と関数ハンドルまたは次の表のいずれかの値から構成されるコンマ区切りのペアとして指定します。
値 | 説明 |
---|---|
“平等” |
重み付けなし |
“逆” |
重みは1 /距離です |
“squaredinverse” |
重みは1 /距離2です |
@ |
fcn は,非負の距離の行列を受け入れる関数であり,非負の距離重み付けを含む同じサイズの行列を返します。たとえば,“squaredinverse” は@ (d) d。^ (2) と同じです。 |
例:“DistanceWeight”、“逆”
データ型:字符
|字符串
|function_handle
指数
- - - - - -ミンコフスキー距離指数2
(既定値) |正のスカラー値ミンコフスキー距離指数。“指数”
と正のスカラー値で構成されるコンマ区切りのペアとして指定します。この引数は,“距离”
が闵可夫斯基的
の場合にのみ有効です。
例:“指数”,3
データ型:单
|双
IncludeTies
- - - - - -同順位使用フラグ假
(既定値) |真正的
同順位使用フラグ。“IncludeTies”
と,距離の値がK
番目に小さい距離と等しい近傍点をすべて预测
に含めるかどうかを表す論理値で構成される,コンマ区切りのペアとして指定します。IncludeTies
が真正的
の場合,预测
はすべての近傍点を含みます。それ以外の場合,预测
は正確にK
の近傍点を使用します。
例:“IncludeTies”,真的
データ型:逻辑
NSMethod
- - - - - -最近傍探索法“kdtree”
|“详尽”
最近傍探索法。“NSMethod”
と“详尽”
または“kdtree”
で構成されるコンマ区切りのペアとして指定します。
“kdtree”
- - - - - -kd木を作成および使用して最近傍を探索します。“kdtree”
は距離計量が次のいずれかである場合に有効です。
“欧几里得”
“cityblock”
闵可夫斯基的
“chebychev”
“详尽”
——網羅的探索アルゴリズムを使用します。新しい点xnew
のクラスを予測するときに,X
内のすべての点からxnew
までの距離を計算して最近傍を探索します。
既定値は,X
の列数が10
以下で,X
がスパースでないかgpuArray
で,距離計量が“kdtree”
型の場合は“kdtree”
,それ以外の場合は“详尽”
です。
例:“NSMethod”、“详尽”
NumNeighbors
- - - - - -検出する最近傍の数1
(既定値) |正の整数値予測時に各点を分類するために検出するX
の最近傍の数。“NumNeighbors”
と正の整数値で構成されるコンマ区切りのペアとして指定します。
例:“NumNeighbors”,3
データ型:单
|双
规模
- - - - - -距離スケール性病(X, omitnan)
(既定値) |非負のスカラー値のベクトル距離スケール。“规模”
と,X
の列数と同じ長さの非負のスカラー値を含むベクトルで構成される,コンマ区切りのペアとして指定します。X
とクエリ点の間の各座標差分は,规模
の対応する要素でスケーリングされます。この引数は,“距离”
が“seuclidean”
の場合にのみ有効です。
“标准化”
および“规模”
または“浸”
のいずれかを同時に指定できません。
データ型:单
|双
标准化
- - - - - -予測子を標準化するためのフラグ假
(既定値) |真正的
予測子を標準化するためのフラグ。“标准化”
と,真正的
(1
)または假
(0)
のいずれかで構成される,コンマ区切りのペアとして指定します。
“标准化”,真的
を設定すると,予測子データ(X
)の各列のセンタリングとスケーリングを,それぞれ列の平均値と標準偏差を使用して行います。

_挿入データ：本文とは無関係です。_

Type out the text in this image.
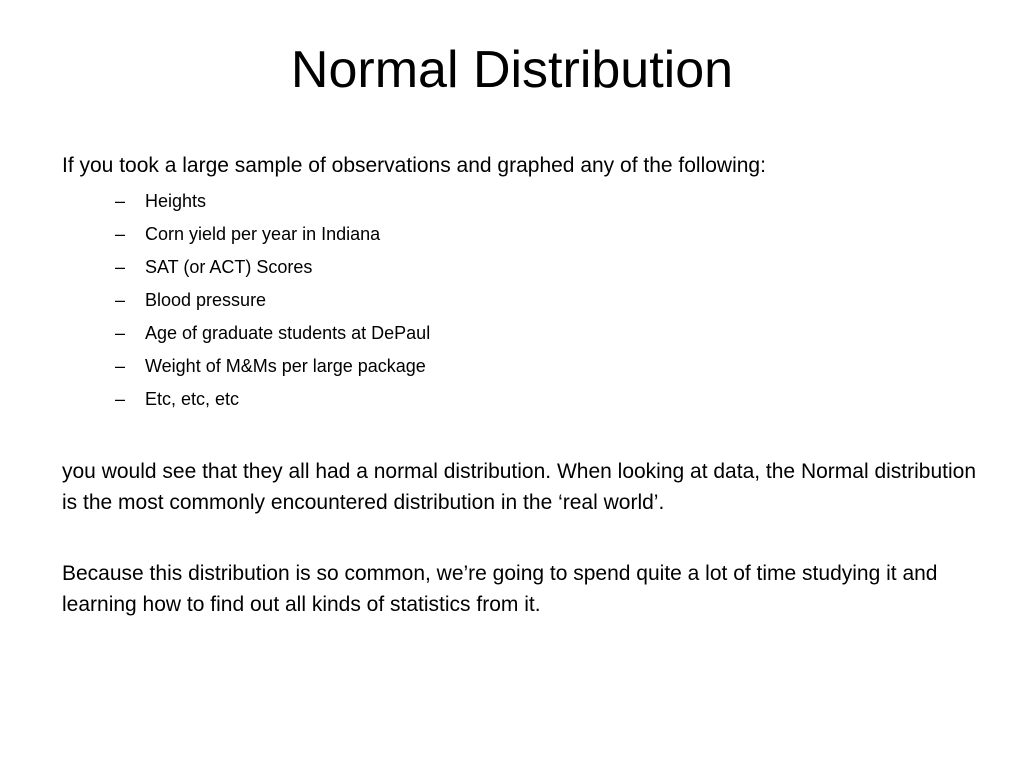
Normal Distribution

If you took a large sample of observations and graphed any of the following:

– Heights
– Corn yield per year in Indiana
– SAT (or ACT) Scores
– Blood pressure
– Age of graduate students at DePaul
– Weight of M&Ms per large package
– Etc, etc, etc

you would see that they all had a normal distribution. When looking at data, the Normal distribution is the most commonly encountered distribution in the ‘real world’.

Because this distribution is so common, we’re going to spend quite a lot of time studying it and learning how to find out all kinds of statistics from it.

すべての予測子がカテゴリカルの場合,カテゴリカル予測子は標準化されずエラーがスローされます。
“标准化”,1
および“规模”
または“浸”
のいずれかを同時に指定できません。
予測子データの標準化をお勧めします。
例:“标准化”,真的
データ型:逻辑
t
k - NN分類テンプレート学習アンサンブルまたはECOC(誤り訂正出力符号)マルチクラスモデルを学習させるのに適したk NN分類テンプレート。テンプレートオブジェクトとして返します。t
をfitcensemble
またはfitcecoc
に渡し,アンサンブルまたはECOCモデルそれぞれの资讯を作成する方法を指定します。
コマンドウィンドウにt
を表示する場合,すべての未指定のオプションは空([]
)で表示されます。しかし,空のオプションは学習中に対応する既定値に置き換えられます。
次のMATLABコマンドに対応するリンクがクリックされました。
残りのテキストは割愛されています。